# 79 rabbit, i need help



## TacoLlamaSauce (Apr 13, 2011)

I just bought a 79 rabbit and i really need help. I didn't realize this when i bought it, but there are a few welds that are rusted out in the drivers side door frame, the corner closest to the front tire. I took it to a body shop, the guy there said the frame isn't affected, its still strait (he also said its fixable.) The part with the broken weld is the piece where the door hinges attach. I'll post a picture tomorrow when its light outside. 

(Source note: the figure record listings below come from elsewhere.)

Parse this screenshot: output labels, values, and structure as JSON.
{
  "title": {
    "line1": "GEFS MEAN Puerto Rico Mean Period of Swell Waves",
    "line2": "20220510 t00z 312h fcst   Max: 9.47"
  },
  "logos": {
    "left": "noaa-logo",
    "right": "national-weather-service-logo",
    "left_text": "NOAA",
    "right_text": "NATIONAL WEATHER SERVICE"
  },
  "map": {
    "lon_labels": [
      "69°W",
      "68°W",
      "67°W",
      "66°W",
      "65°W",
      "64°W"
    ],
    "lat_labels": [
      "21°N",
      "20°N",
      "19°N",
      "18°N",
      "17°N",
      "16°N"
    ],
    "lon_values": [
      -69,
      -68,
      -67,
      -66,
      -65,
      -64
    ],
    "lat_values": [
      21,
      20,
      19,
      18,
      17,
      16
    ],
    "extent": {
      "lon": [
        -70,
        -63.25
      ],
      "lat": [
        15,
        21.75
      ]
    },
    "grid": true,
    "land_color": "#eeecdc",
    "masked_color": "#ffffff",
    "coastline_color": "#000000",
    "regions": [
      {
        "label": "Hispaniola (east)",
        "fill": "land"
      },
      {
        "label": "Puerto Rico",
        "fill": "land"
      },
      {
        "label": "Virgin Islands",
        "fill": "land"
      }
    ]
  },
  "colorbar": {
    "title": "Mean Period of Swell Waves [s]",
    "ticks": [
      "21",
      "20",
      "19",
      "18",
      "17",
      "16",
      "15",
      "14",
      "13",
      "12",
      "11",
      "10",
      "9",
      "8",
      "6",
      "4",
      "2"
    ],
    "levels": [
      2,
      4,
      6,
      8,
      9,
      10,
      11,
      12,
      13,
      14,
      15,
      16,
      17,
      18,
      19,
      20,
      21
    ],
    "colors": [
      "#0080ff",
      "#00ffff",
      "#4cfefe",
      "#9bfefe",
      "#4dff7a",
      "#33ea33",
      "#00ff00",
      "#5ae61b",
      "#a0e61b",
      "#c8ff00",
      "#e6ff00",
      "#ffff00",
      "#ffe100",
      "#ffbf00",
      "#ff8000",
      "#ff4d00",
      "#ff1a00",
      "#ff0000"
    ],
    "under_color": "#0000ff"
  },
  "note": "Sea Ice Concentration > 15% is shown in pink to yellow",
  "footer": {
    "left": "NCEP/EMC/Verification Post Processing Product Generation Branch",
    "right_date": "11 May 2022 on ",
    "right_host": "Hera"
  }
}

Is there anything i can do to fix this? Is it worth fixing? I bought the car on Sunday and its very obvious the people who sold me the car knew about this rust problem and covered it up, but i'll have to sue to get my money back. The interior is PERFECT and the only thing mechanically that is wrong with the car is it needs new brake pads.


----------



## joshzpunk (Oct 21, 2007)

I don't know what you got into it for, but fix it. If nothing else is wrong, why not? I've done alot on mine, and am always glad I did. I'm into mine for about 5 g's total in repairs, parts, ect and probably close to 1000 hours. BUT for 100,000 miles driven and who knows how many more to go(1000000?), that works out to less than 5 cents a mile, so I'm still way ahead of pretty much anyone else on the road. Unless you know how to weld, just have the mechanic fix it. You could try jb weld, but your just going to end up having to do it right eventually. Hit the prior owners up for half the cost. Sounds reasonable to me. Lawsuits over a 79 rabbit will get many a chuckle in court.


----------



## minnesotajettaguy (May 3, 2011)

I have to agree. Fix the body.
The only thing to be sure of is thet it's done right. These pillars are actually part of the roll cage that VW was smart enough to build into their cars. Done wrong, worst case is that you roll over and the body won't support the weight of the rest of the car. 
I don't think antbody will disagree with you having it fixed. Fix it right and the car will last basically forever.


----------